I think convolutional models are the way to go to explain early and intermediate visual areas, but there’s a couple of unsolved issues:

- How do you regularize the solutions? Granted, the models are lower dimensional than STC, but they do state that they have “only” 1200 parameters. I’ve been experimenting with a modified version of boosting for the parameters of the kernels, but it’s very computationally intensive — takes a day to fit 5 minutes of data. L1 seems like a pain as well.
- How do you speed up the fitting process so that you can evaluate a lot of different model variants? The augmented data matrices are huge so fitting the kernels is very expensive.
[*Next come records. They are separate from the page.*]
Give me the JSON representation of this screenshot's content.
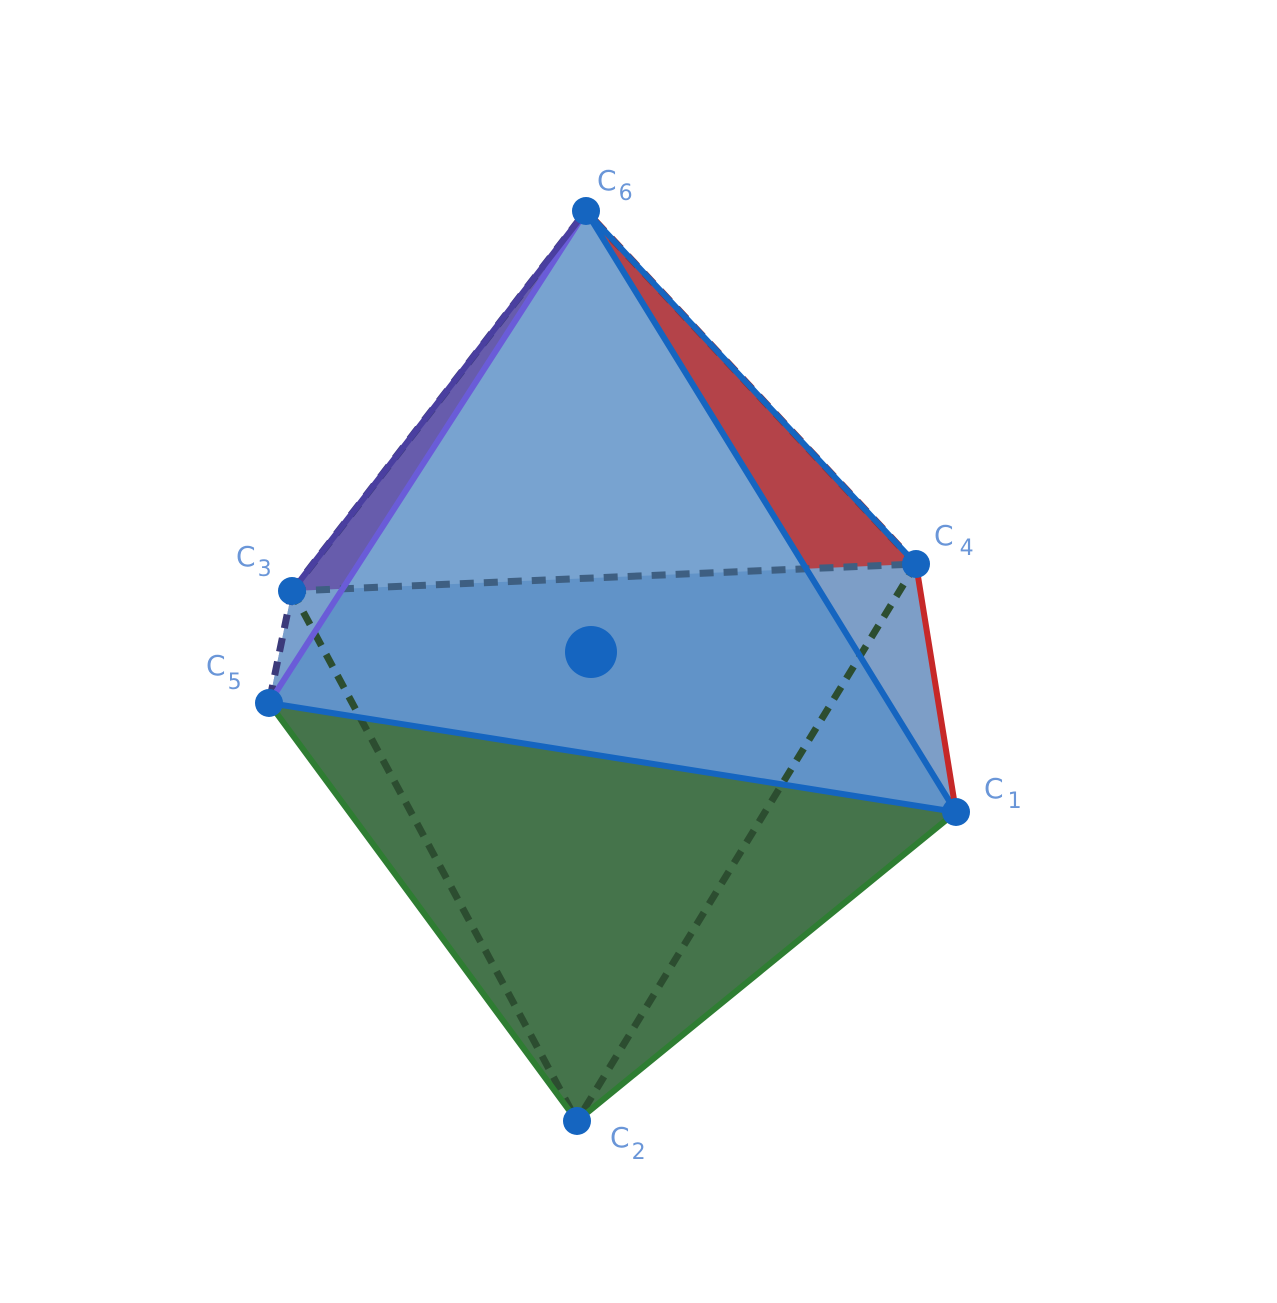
{
  "colors": {
    "edge": "#1565c0",
    "vertex": "#1565c0",
    "label": "#6a96d8",
    "face_front": "#5a8fc6",
    "face_lower_front": "#3f6f45",
    "face_right": "#b0393f",
    "face_left": "#5a4aa8",
    "face_inner": "#7aa3cf",
    "hidden_edge_dark": "#3a5a7a",
    "hidden_edge_green": "#2a4a2a"
  },
  "vertices": {
    "C1": {
      "letter": "C",
      "index": "1"
    },
    "C2": {
      "letter": "C",
      "index": "2"
    },
    "C3": {
      "letter": "C",
      "index": "3"
    },
    "C4": {
      "letter": "C",
      "index": "4"
    },
    "C5": {
      "letter": "C",
      "index": "5"
    },
    "C6": {
      "letter": "C",
      "index": "6"
    }
  }
}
I was wondering whether it was worth it to keep the convolution matrix implicit and implement the matrix-vector products via convn or fftn. At the very least it would take less memory so that you could parallelize the inference.
- What about a nonlinearity at the very start of the cascade? Is that important? By an appropriate choice of input and intermediate nonlinearity, you can get AND or OR-like integration. Been working on an NLNLN model of this type this summer, but have yet to analyse the results (*damn you NY/Montreal girls!*).

Anyways, happy fun times in RF estimation land.